Yeah Yeah Yeahs, Jason Mraz Battle the Rain at Bumbershoot
A rain-soaked morning had fans puddle-dancing during the Yeah Yeah Yeahs’ early “afternoon headliner” slot at Bumbershoot yesterday. The audience and band both withstood soggy weather and swirling winds that wreaked havoc on main-stage sound, but Karen O was still a bright spectacle clad in a green and purple stretch suit and cape. As she swallowed the mic or brandished it like a scepter, glitter-painted fans kicked and rolled across Memorial Stadium’s wet Astroturf floor.
Bumbershoot in photos: Yeah Yeah Yeahs, Modest Mouse and more.

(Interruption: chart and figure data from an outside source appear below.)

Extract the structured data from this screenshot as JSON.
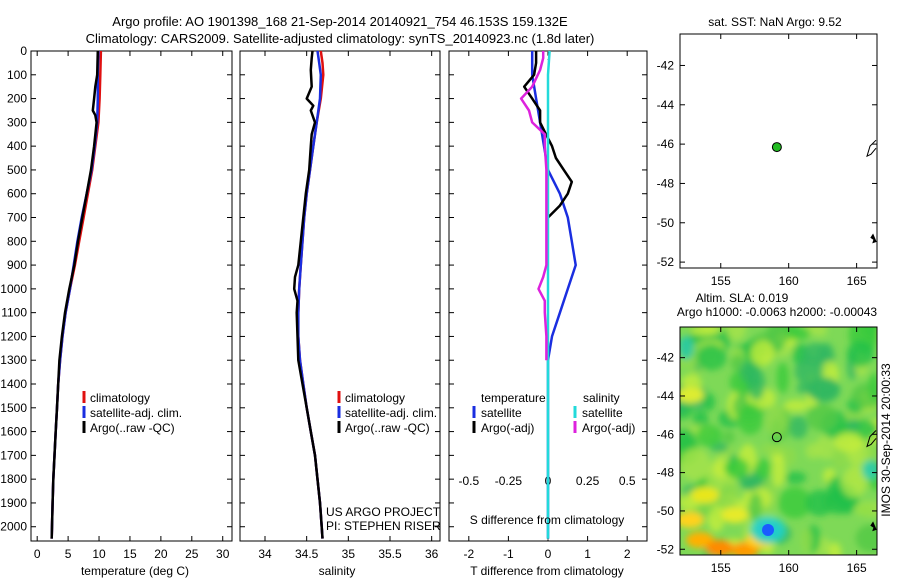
{
  "header": {
    "line1": "Argo profile: AO 1901398_168 21-Sep-2014 20140921_754 46.153S 159.132E",
    "line2": "Climatology: CARS2009. Satellite-adjusted climatology: synTS_20140923.nc (1.8d later)"
  },
  "colors": {
    "climatology": "#e01010",
    "satellite": "#1a2ee0",
    "argo": "#000000",
    "satellite_salinity": "#22dada",
    "argo_salinity": "#dd22dd",
    "float_marker": "#22bb22"
  },
  "chart_data": [
    {
      "type": "line",
      "id": "temperature-profile",
      "xlabel": "temperature (deg C)",
      "ylabel": "",
      "xlim": [
        -1,
        31.5
      ],
      "ylim": [
        2060,
        0
      ],
      "xticks": [
        "0",
        "5",
        "10",
        "15",
        "20",
        "25",
        "30"
      ],
      "xtick_values": [
        0,
        5,
        10,
        15,
        20,
        25,
        30
      ],
      "yticks": [
        "0",
        "100",
        "200",
        "300",
        "400",
        "500",
        "600",
        "700",
        "800",
        "900",
        "1000",
        "1100",
        "1200",
        "1300",
        "1400",
        "1500",
        "1600",
        "1700",
        "1800",
        "1900",
        "2000"
      ],
      "ytick_values": [
        0,
        100,
        200,
        300,
        400,
        500,
        600,
        700,
        800,
        900,
        1000,
        1100,
        1200,
        1300,
        1400,
        1500,
        1600,
        1700,
        1800,
        1900,
        2000
      ],
      "legend": [
        "climatology",
        "satellite-adj. clim.",
        "Argo(..raw -QC)"
      ],
      "series": [
        {
          "name": "climatology",
          "color": "#e01010",
          "depth": [
            0,
            100,
            200,
            300,
            400,
            500,
            600,
            700,
            800,
            900,
            1000,
            1100,
            1200,
            1300,
            1400,
            1500,
            1600,
            1700,
            1800,
            1900,
            2000,
            2050
          ],
          "values": [
            10.3,
            10.2,
            10.1,
            9.9,
            9.4,
            8.9,
            8.2,
            7.5,
            6.8,
            6.1,
            5.3,
            4.6,
            4.1,
            3.7,
            3.4,
            3.2,
            3.0,
            2.8,
            2.6,
            2.5,
            2.4,
            2.35
          ]
        },
        {
          "name": "satellite-adj. clim.",
          "color": "#1a2ee0",
          "depth": [
            0,
            100,
            200,
            300,
            400,
            500,
            600,
            700,
            800,
            900,
            1000,
            1100,
            1200,
            1300,
            1400,
            1500,
            1600,
            1700,
            1800,
            1900,
            2000,
            2050
          ],
          "values": [
            9.9,
            9.8,
            9.8,
            9.7,
            9.3,
            8.8,
            8.0,
            7.2,
            6.5,
            5.9,
            5.3,
            4.6,
            4.1,
            3.7,
            3.4,
            3.2,
            3.0,
            2.8,
            2.6,
            2.5,
            2.4,
            2.35
          ]
        },
        {
          "name": "Argo(..raw -QC)",
          "color": "#000000",
          "depth": [
            0,
            100,
            150,
            200,
            250,
            270,
            300,
            400,
            500,
            600,
            700,
            800,
            900,
            1000,
            1100,
            1200,
            1300,
            1400,
            1500,
            1600,
            1700,
            1800,
            1900,
            2000,
            2050
          ],
          "values": [
            9.8,
            9.7,
            9.4,
            9.2,
            9.0,
            9.4,
            9.6,
            9.2,
            8.7,
            8.0,
            7.3,
            6.6,
            6.0,
            5.2,
            4.5,
            4.0,
            3.6,
            3.4,
            3.2,
            3.0,
            2.8,
            2.6,
            2.5,
            2.4,
            2.35
          ]
        }
      ]
    },
    {
      "type": "line",
      "id": "salinity-profile",
      "xlabel": "salinity",
      "xlim": [
        33.7,
        36.1
      ],
      "ylim": [
        2060,
        0
      ],
      "xticks": [
        "34",
        "34.5",
        "35",
        "35.5",
        "36"
      ],
      "xtick_values": [
        34,
        34.5,
        35,
        35.5,
        36
      ],
      "legend": [
        "climatology",
        "satellite-adj. clim.",
        "Argo(..raw -QC)"
      ],
      "annotation": [
        "US ARGO PROJECT",
        "PI: STEPHEN RISER"
      ],
      "series": [
        {
          "name": "climatology",
          "color": "#e01010",
          "depth": [
            0,
            50,
            100,
            200,
            300,
            400,
            500,
            600,
            700,
            800,
            900,
            1000,
            1100,
            1200,
            1300,
            1400,
            1500,
            1600,
            1700,
            1800,
            1900,
            2000,
            2050
          ],
          "values": [
            34.67,
            34.69,
            34.7,
            34.67,
            34.62,
            34.58,
            34.54,
            34.5,
            34.47,
            34.45,
            34.43,
            34.41,
            34.4,
            34.4,
            34.42,
            34.46,
            34.5,
            34.55,
            34.6,
            34.63,
            34.66,
            34.68,
            34.69
          ]
        },
        {
          "name": "satellite-adj. clim.",
          "color": "#1a2ee0",
          "depth": [
            0,
            50,
            100,
            200,
            300,
            400,
            500,
            600,
            700,
            800,
            900,
            1000,
            1100,
            1200,
            1300,
            1400,
            1500,
            1600,
            1700,
            1800,
            1900,
            2000,
            2050
          ],
          "values": [
            34.63,
            34.65,
            34.67,
            34.66,
            34.62,
            34.58,
            34.54,
            34.5,
            34.47,
            34.45,
            34.43,
            34.41,
            34.4,
            34.4,
            34.42,
            34.46,
            34.5,
            34.55,
            34.6,
            34.63,
            34.66,
            34.68,
            34.69
          ]
        },
        {
          "name": "Argo(..raw -QC)",
          "color": "#000000",
          "depth": [
            0,
            30,
            80,
            150,
            200,
            230,
            250,
            300,
            350,
            400,
            500,
            600,
            700,
            800,
            900,
            950,
            1000,
            1050,
            1100,
            1200,
            1300,
            1400,
            1500,
            1600,
            1700,
            1800,
            1900,
            2000,
            2050
          ],
          "values": [
            34.57,
            34.56,
            34.55,
            34.56,
            34.5,
            34.58,
            34.55,
            34.6,
            34.56,
            34.55,
            34.53,
            34.49,
            34.46,
            34.43,
            34.4,
            34.36,
            34.35,
            34.39,
            34.38,
            34.39,
            34.4,
            34.45,
            34.5,
            34.55,
            34.6,
            34.63,
            34.66,
            34.68,
            34.69
          ]
        }
      ]
    },
    {
      "type": "line",
      "id": "difference-profile",
      "xlabel": "T difference from climatology",
      "xlabel_top": "S difference from climatology",
      "xlim": [
        -2.5,
        2.5
      ],
      "ylim": [
        2060,
        0
      ],
      "xticks": [
        "-2",
        "-1",
        "0",
        "1",
        "2"
      ],
      "xtick_values": [
        -2,
        -1,
        0,
        1,
        2
      ],
      "s_xticks": [
        "-0.5",
        "-0.25",
        "0",
        "0.25",
        "0.5"
      ],
      "s_xtick_values": [
        -0.5,
        -0.25,
        0,
        0.25,
        0.5
      ],
      "legend_temperature_title": "temperature",
      "legend_salinity_title": "salinity",
      "legend": [
        "satellite",
        "Argo(-adj)",
        "satellite",
        "Argo(-adj)"
      ],
      "series": [
        {
          "name": "satellite",
          "group": "temperature",
          "color": "#1a2ee0",
          "depth": [
            0,
            100,
            200,
            300,
            400,
            500,
            600,
            700,
            800,
            900,
            1000,
            1100,
            1200,
            1300,
            1400,
            1500,
            1600,
            1700,
            1800,
            1900,
            2000,
            2050
          ],
          "values": [
            -0.4,
            -0.4,
            -0.3,
            -0.2,
            -0.1,
            0.0,
            0.3,
            0.5,
            0.6,
            0.7,
            0.5,
            0.3,
            0.1,
            0.0,
            0.0,
            0.0,
            0.0,
            0.0,
            0.0,
            0.0,
            0.0,
            0.0
          ]
        },
        {
          "name": "Argo(-adj)",
          "group": "temperature",
          "color": "#000000",
          "depth": [
            0,
            50,
            100,
            150,
            200,
            250,
            300,
            350,
            400,
            450,
            500,
            550,
            600,
            650,
            700
          ],
          "values": [
            -0.3,
            -0.3,
            -0.35,
            -0.6,
            -0.4,
            -0.2,
            -0.2,
            -0.05,
            0.1,
            0.2,
            0.4,
            0.6,
            0.5,
            0.3,
            0.0
          ]
        },
        {
          "name": "satellite",
          "group": "salinity",
          "color": "#22dada",
          "depth": [
            0,
            100,
            200,
            300,
            400,
            500,
            600,
            700,
            800,
            900,
            1000,
            1100,
            1200,
            1300,
            1400,
            1500,
            1600,
            1700,
            1800,
            1900,
            2000,
            2050
          ],
          "values": [
            0.01,
            0.0,
            0.0,
            0.0,
            0.0,
            0.0,
            0.0,
            0.0,
            0.0,
            0.0,
            0.0,
            0.0,
            0.0,
            0.0,
            0.0,
            0.0,
            0.0,
            0.0,
            0.0,
            0.0,
            0.0,
            0.0
          ]
        },
        {
          "name": "Argo(-adj)",
          "group": "salinity",
          "color": "#dd22dd",
          "depth": [
            0,
            30,
            80,
            150,
            200,
            250,
            300,
            350,
            400,
            500,
            700,
            900,
            950,
            1000,
            1050,
            1100,
            1200,
            1300
          ],
          "values": [
            -0.03,
            -0.03,
            -0.05,
            -0.1,
            -0.17,
            -0.12,
            -0.1,
            -0.02,
            -0.02,
            -0.01,
            -0.01,
            -0.01,
            -0.03,
            -0.06,
            -0.02,
            -0.02,
            -0.01,
            -0.01
          ]
        }
      ]
    },
    {
      "type": "scatter",
      "id": "sst-map",
      "title": "sat. SST: NaN Argo: 9.52",
      "xlim": [
        152,
        166.5
      ],
      "ylim": [
        -52.3,
        -40.4
      ],
      "xticks": [
        "155",
        "160",
        "165"
      ],
      "xtick_values": [
        155,
        160,
        165
      ],
      "yticks": [
        "-42",
        "-44",
        "-46",
        "-48",
        "-50",
        "-52"
      ],
      "ytick_values": [
        -42,
        -44,
        -46,
        -48,
        -50,
        -52
      ],
      "points": [
        {
          "lon": 159.13,
          "lat": -46.15
        }
      ]
    },
    {
      "type": "heatmap",
      "id": "sla-map",
      "title": "Altim. SLA: 0.019",
      "subtitle": "Argo h1000: -0.0063 h2000: -0.00043",
      "side_label": "IMOS 30-Sep-2014 20:00:33",
      "xlim": [
        152,
        166.5
      ],
      "ylim": [
        -52.3,
        -40.4
      ],
      "xticks": [
        "155",
        "160",
        "165"
      ],
      "xtick_values": [
        155,
        160,
        165
      ],
      "yticks": [
        "-42",
        "-44",
        "-46",
        "-48",
        "-50",
        "-52"
      ],
      "ytick_values": [
        -42,
        -44,
        -46,
        -48,
        -50,
        -52
      ],
      "points": [
        {
          "lon": 159.13,
          "lat": -46.15
        }
      ]
    }
  ]
}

They opened with “Runaway” from this spring’s It’s Blitz!, then looked back with “Gold Lion” and “Miles Away.” Her voice worn thin from this summer’s incessant festival gigs, O fell short of “Skeletons”‘ ice-queen clarity, but she growled “Heads Will Roll” as if possessed, wrapped in a patterned shroud and swaying like a rock-couture banshee. A pair of giant inflatable eyeballs bounced over the audience as O introduced a backing keyboardist/guitarist named Jessica who, she said, “officially joined our ranks today.” “I feel lonely if you don’t sing along,” she pleaded in the middle of “Maps,” so the whole stadium sang along.
Day Two closed with a festival-wide soul serenade. Blue-eyed crooner Jason Mraz ambled through a wholly inoffensive set, affable but unremarkable, brightened by the Grooveline Horns, a slick trio from Austin, Texas. Besides his hat, Mraz’s primary asset was social lubrication. “Turn and give a high five to the person you came with,” he said to introduce “Anything You Want.” “Now turn and give a high five to a stranger next to you.” The crowd — lots of couples of varying ages — sang along to “I’m Yours” like a greeting-card anthem.
Simultaneously at the Experience Music Project’s super-tech Electric Skychurch stage, DJ Spooky was putting on a Stax-soul clinic to breakdancers, trainspotters, and gawkers of all ages. When he scratched Booker T and the MGs’ “Green Onions,” behind him towered vintage footage of guitarist Steve Cropper, blown up 40 feet tall on the Skychurch’s massive digital backdrop. Outside on the Fisher Green Stage, Raphael Saadiq was doing his own version of throwback soul, playing with a horn section (two-piece), a pair of backup singers (male + female), and a whip-tight R&B band (guitar, bass, drums). It certainly wasn’t blue-eyed, and the soul was palpable, humid — part Saadiq’s Oakland upbringing, part swaggering homage to New Orleans. He closed with a gospel-powered version of “Let the Sunshine In,” just as much a tease to today’s sun-starved crowd as Roy Ayers’ butter-smooth acid jazz standard “Everybody Loves the Sunshine” hours earlier.